Russia’s recent invasion, far from being “unprovoked” (as shamelessly claimed in mainstream media), follows eight years of the US-backed Ukrainian regime’s deadly shelling of ethnic Russians near the border of Russia itself, in fighting that has killed more than 13,000 civilians in territory Vladimir Putin’s administration pledged to protect long ago.

April 1, 2023 | Source: OffGuardian | by Michael Lesher

In one sense, I don’t have much to say about the newest chapter in the eight-year-old American war against the people of Ukraine – nothing that you can’t learn from an array of sources as politically diverse as George Galloway and Peter Hitchens, Tariq Ali and John Mearsheimer.
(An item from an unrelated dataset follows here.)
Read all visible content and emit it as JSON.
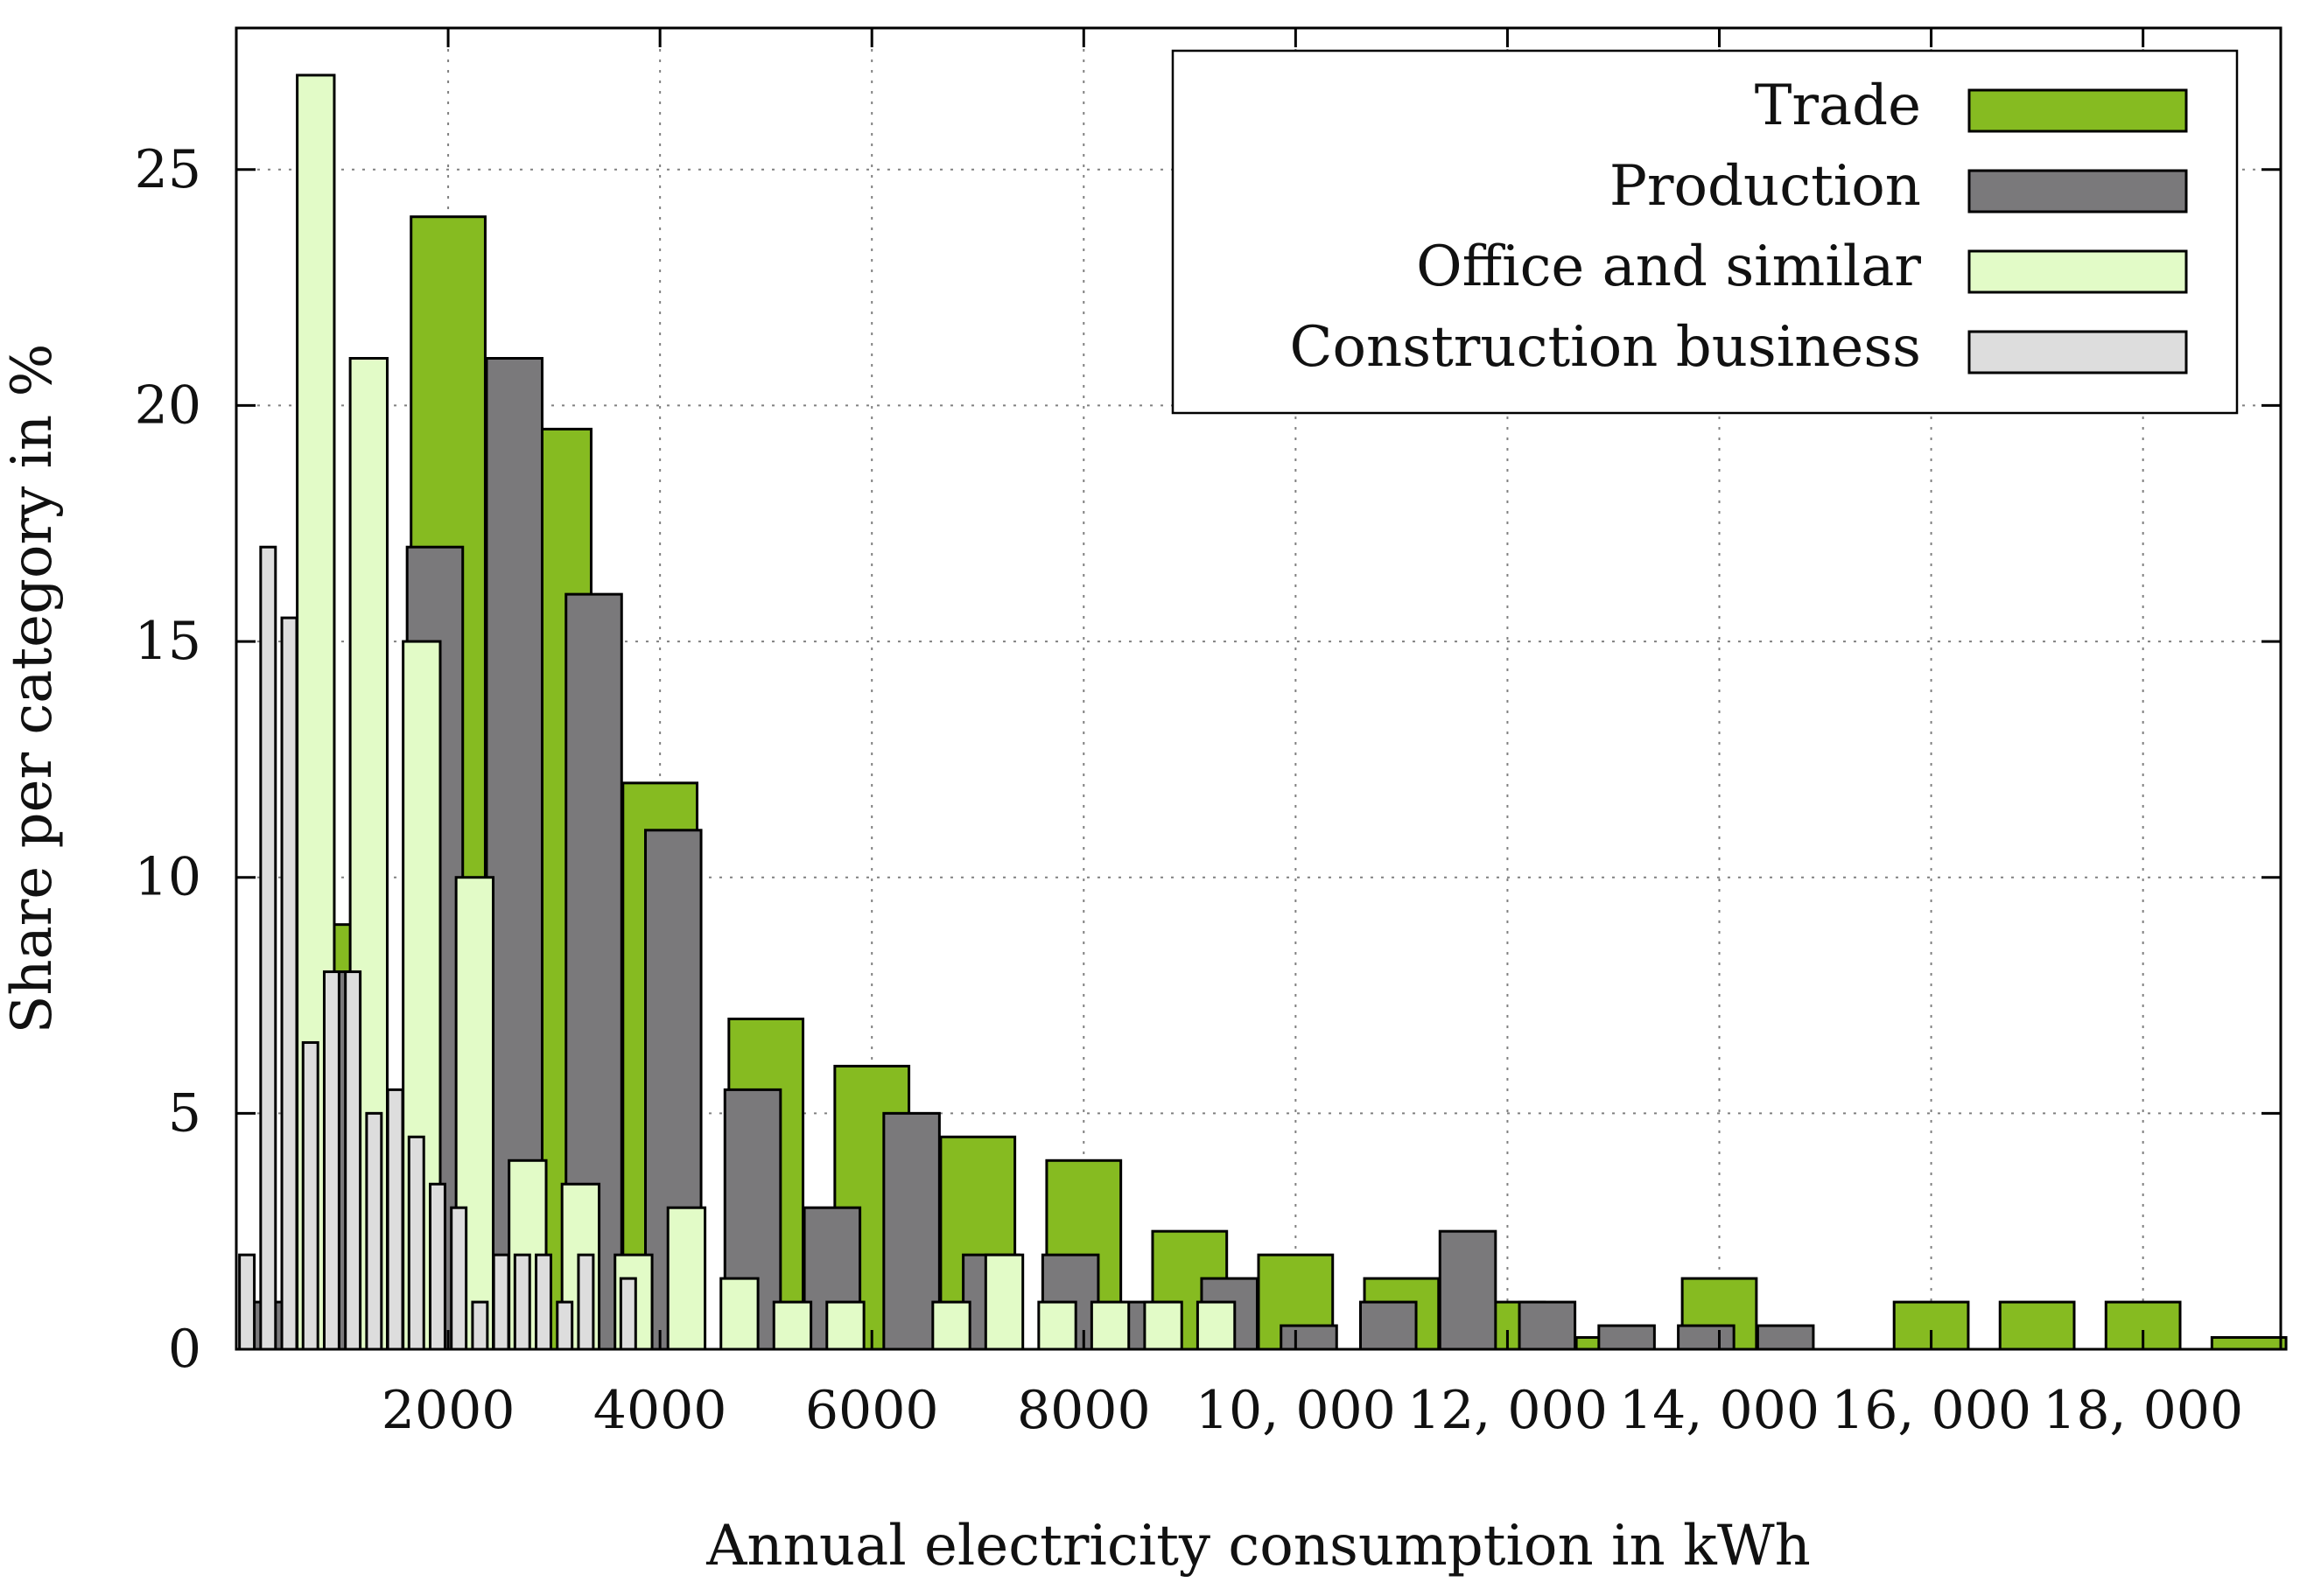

After all, the facts really aren’t complicated. Russia’s recent invasion, far from being “unprovoked” (as shamelessly claimed in mainstream media), follows eight years of the US-backed Ukrainian regime’s deadly shelling of ethnic Russians near the border of Russia itself, in fighting that has killed more than 13,000 civilians in territory Vladimir Putin’s administration pledged to protect long ago.

And that carnage had a fairly obvious cause, too: it was precipitated by the US-supported coup that toppled Ukraine’s elected government in 2014, ostensibly because of human rights abuses but more fundamentally because that government had refused to convert the former Soviet republic into a vassal state of NATO.